Research in England finds that phthalate exposure distorts DNA and damages the genetic material in cells within the digestive tract and in white blood cells.3 And tests in Switzerland show that this class of chemical can change cell behavior in ways that promote the spread and reproduction of cancer cells.4
Meanwhile, a study in Mexico shows that women who have the highest levels of phthalates in their bodies run the biggest risk of breast cancer.5 In this research, a subclass of phthalates seemed to be carcinogenic while another type didn’t have the same effect. But the researchers can’t explain why.
Another troubling finding, this one in Asia, demonstrates that phthalates can make colon cancer harder to treat. This study revealed that plasticizers increase the “stemness” of cancer cells – making them able to more quickly change their functions and defenses. The result: they multiply more rapidly and can speedily adapt in ways that make them resistant to chemotherapy drugs.6
Health disturbances go beyond cancer
Even if phthalates were not involved in cancer, they would still be a health hazard.
I don’t have the space to outline all of their other detrimental effects, but here’s a few for starters:
- They increase allergies: Phthalates cause epigenetic effects (changes in gene function) that are likely to cause inflammation of the airways and allergic reactions.7
- They interfere with the thyroid: Research at Columbia University shows that phthalates compromise thyroid function and can lead to cognitive issues in children.8
- They are linked to weight gain and insulin resistance: A study at the University of Rochester demonstrates links between phthalates in the body and obesity. The chemicals also may increase the likelihood of developing blood sugar problems and type 2 diabetes.9
I think all of these studies are enough to show we should avoid phthalates. And I haven’t even gone into the details of their possible reproductive effects like lowering semen quality, or their potential connection to autism.
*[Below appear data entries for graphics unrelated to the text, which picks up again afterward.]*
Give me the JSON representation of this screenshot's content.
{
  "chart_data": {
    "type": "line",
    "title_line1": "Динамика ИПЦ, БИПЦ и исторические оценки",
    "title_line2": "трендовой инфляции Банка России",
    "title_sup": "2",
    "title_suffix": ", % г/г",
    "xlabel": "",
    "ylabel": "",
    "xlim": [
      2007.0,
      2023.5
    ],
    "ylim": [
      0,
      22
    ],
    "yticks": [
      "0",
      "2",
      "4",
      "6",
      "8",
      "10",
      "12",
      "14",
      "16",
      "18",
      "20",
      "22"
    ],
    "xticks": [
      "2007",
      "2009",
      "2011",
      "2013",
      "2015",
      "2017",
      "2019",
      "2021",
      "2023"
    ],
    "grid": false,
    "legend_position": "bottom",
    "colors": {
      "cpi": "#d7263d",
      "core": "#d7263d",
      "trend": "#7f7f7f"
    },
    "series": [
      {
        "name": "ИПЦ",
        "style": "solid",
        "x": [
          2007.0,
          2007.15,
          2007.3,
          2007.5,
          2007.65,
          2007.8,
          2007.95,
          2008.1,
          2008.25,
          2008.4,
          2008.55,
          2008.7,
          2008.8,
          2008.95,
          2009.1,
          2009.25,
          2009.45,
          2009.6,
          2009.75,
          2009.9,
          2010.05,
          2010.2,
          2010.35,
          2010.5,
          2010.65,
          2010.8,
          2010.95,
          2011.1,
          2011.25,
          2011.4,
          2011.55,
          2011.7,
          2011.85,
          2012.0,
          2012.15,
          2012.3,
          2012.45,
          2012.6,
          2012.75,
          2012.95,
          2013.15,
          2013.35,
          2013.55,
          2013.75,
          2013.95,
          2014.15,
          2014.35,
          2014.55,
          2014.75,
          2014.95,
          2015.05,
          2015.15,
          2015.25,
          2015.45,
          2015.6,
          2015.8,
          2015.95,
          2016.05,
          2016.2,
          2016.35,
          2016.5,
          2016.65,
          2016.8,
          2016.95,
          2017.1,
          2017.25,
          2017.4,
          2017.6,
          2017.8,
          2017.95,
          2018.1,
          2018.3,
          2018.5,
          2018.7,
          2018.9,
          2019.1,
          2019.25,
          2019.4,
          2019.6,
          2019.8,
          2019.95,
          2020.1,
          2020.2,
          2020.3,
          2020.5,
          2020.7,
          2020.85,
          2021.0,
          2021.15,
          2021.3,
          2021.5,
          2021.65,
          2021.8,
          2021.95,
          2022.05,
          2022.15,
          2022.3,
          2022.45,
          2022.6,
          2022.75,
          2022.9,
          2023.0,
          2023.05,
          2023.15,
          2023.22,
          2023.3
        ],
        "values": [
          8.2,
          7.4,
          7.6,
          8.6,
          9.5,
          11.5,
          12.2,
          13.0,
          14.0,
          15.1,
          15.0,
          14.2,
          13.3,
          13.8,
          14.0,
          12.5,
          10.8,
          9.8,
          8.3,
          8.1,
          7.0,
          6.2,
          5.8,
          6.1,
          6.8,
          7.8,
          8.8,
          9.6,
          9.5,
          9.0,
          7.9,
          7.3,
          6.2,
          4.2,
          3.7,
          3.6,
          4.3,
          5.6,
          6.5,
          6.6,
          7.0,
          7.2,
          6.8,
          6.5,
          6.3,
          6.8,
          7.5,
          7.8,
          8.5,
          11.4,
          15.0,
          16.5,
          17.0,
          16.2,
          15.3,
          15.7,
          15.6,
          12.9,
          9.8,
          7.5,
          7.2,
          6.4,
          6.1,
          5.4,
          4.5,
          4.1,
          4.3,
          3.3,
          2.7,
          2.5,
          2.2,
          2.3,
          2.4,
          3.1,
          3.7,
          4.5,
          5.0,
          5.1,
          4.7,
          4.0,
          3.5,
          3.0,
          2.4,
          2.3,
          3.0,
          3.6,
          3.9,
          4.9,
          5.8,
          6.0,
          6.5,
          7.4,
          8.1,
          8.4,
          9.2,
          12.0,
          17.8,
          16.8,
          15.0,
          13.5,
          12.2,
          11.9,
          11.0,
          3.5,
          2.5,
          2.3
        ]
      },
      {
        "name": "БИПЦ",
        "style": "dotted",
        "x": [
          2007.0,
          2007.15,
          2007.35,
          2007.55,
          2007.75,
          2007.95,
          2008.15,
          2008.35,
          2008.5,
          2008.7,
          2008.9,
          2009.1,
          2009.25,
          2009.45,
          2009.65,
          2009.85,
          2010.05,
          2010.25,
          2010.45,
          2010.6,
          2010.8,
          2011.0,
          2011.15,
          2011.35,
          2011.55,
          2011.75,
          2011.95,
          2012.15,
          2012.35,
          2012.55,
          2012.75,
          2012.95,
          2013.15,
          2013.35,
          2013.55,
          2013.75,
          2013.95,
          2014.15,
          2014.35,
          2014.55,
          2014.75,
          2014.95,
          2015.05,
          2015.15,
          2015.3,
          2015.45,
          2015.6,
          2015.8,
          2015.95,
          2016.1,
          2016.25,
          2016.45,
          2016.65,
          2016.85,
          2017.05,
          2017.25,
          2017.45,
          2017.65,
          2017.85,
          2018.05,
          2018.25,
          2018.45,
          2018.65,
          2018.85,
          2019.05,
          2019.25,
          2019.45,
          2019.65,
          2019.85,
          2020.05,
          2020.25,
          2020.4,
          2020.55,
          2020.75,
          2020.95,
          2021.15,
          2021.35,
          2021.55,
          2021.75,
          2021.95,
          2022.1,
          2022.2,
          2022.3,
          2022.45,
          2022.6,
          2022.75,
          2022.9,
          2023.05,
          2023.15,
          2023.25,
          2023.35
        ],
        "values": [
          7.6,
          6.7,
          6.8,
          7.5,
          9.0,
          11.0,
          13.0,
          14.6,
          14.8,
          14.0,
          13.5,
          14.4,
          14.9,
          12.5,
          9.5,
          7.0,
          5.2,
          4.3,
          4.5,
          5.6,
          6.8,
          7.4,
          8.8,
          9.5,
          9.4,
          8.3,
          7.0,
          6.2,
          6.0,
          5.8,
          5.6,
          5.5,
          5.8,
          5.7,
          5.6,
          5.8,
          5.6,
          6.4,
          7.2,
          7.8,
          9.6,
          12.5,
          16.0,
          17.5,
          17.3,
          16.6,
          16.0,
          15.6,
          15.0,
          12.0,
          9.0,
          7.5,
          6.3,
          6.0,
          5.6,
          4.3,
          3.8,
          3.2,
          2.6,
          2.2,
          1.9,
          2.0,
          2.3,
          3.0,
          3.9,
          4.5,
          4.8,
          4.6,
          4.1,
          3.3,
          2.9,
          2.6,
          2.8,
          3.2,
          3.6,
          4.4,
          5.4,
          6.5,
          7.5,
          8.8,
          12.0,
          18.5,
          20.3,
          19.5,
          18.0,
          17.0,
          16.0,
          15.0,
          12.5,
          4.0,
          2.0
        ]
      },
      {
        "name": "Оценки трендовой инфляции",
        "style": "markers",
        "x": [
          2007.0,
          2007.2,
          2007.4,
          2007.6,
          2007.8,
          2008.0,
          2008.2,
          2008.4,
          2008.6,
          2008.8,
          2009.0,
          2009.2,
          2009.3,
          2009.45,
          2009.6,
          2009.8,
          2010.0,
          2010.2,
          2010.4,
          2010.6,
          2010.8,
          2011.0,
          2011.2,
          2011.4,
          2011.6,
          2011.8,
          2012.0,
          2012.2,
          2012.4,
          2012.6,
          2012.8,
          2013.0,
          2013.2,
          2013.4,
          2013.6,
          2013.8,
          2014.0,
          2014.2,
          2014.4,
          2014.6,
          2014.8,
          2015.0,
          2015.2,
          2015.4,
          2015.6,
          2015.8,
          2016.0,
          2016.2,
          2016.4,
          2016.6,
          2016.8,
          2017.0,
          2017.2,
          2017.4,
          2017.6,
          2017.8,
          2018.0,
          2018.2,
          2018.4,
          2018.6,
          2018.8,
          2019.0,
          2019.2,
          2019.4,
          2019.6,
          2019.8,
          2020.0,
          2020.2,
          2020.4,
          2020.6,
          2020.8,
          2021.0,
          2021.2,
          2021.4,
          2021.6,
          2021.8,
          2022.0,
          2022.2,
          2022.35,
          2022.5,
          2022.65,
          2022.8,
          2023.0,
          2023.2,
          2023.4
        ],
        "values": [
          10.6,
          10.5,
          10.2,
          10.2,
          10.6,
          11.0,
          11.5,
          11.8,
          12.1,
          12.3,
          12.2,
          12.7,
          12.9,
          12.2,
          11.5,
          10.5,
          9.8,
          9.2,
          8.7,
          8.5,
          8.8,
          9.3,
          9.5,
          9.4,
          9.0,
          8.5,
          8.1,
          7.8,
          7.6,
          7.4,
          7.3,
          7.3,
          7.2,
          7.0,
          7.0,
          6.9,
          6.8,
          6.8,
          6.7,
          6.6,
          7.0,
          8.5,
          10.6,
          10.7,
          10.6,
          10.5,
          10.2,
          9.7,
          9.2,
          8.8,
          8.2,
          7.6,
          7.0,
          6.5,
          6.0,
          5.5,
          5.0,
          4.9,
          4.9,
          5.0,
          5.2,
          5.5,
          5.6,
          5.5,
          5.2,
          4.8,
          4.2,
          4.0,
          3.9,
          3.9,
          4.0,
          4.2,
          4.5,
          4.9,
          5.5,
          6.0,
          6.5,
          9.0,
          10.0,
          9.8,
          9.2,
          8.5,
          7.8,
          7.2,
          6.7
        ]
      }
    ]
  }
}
One of the first things you should do to reduce your intake of phthalates is to ditch fast food and eat out less. A study at George Washington University shows that fast food contains an inordinate amount of phthalates.10
Even eating at a restaurant where food is prepared to order adds to your phthalate intake. According to these researchers, eating meals at home can lower your phthalate exposure by more than 50 percent. (I assume this means avoiding processed food and making your own meals from scratch.)
Another measure you should take is to avoid products with fragrances. Phthalates serve as the solvents for many of these items. (But organic essential oils should be okay.)
That means you should try to use unscented soaps, shampoos and cosmetics. And don’t use scented candles or air fresheners. No problem for me – I have a bad reaction to scents anyway.
- Don’t heat food in plastic containers: That increases the risk that phthalates will leach from the packaging into the food.
- Eat more organic vegetarian foods: These generally have lower levels of phthalates than meats.
- Avoid using plastic food containers when possible: When washing plastic food containers, if you use them, wash by hand, not in the dishwasher. The high heat of the dishwasher releases phthalates from the containers.
- Avoid using plastic containers whose recycling numbers are 3,6 or 7. Those show that they contain phthalates. The number is on the bottom.
- Use a water filter at home.
No matter what you do, you will be exposed to phthalates to some extent. You can’t avoid them entirely. But when you reduce your exposure by taking an action like not eating fast food, you get a double benefit – you don’t subject your body to the effects of nutrient-depleted processed foodstuffs AND you reduce your phthalate intake.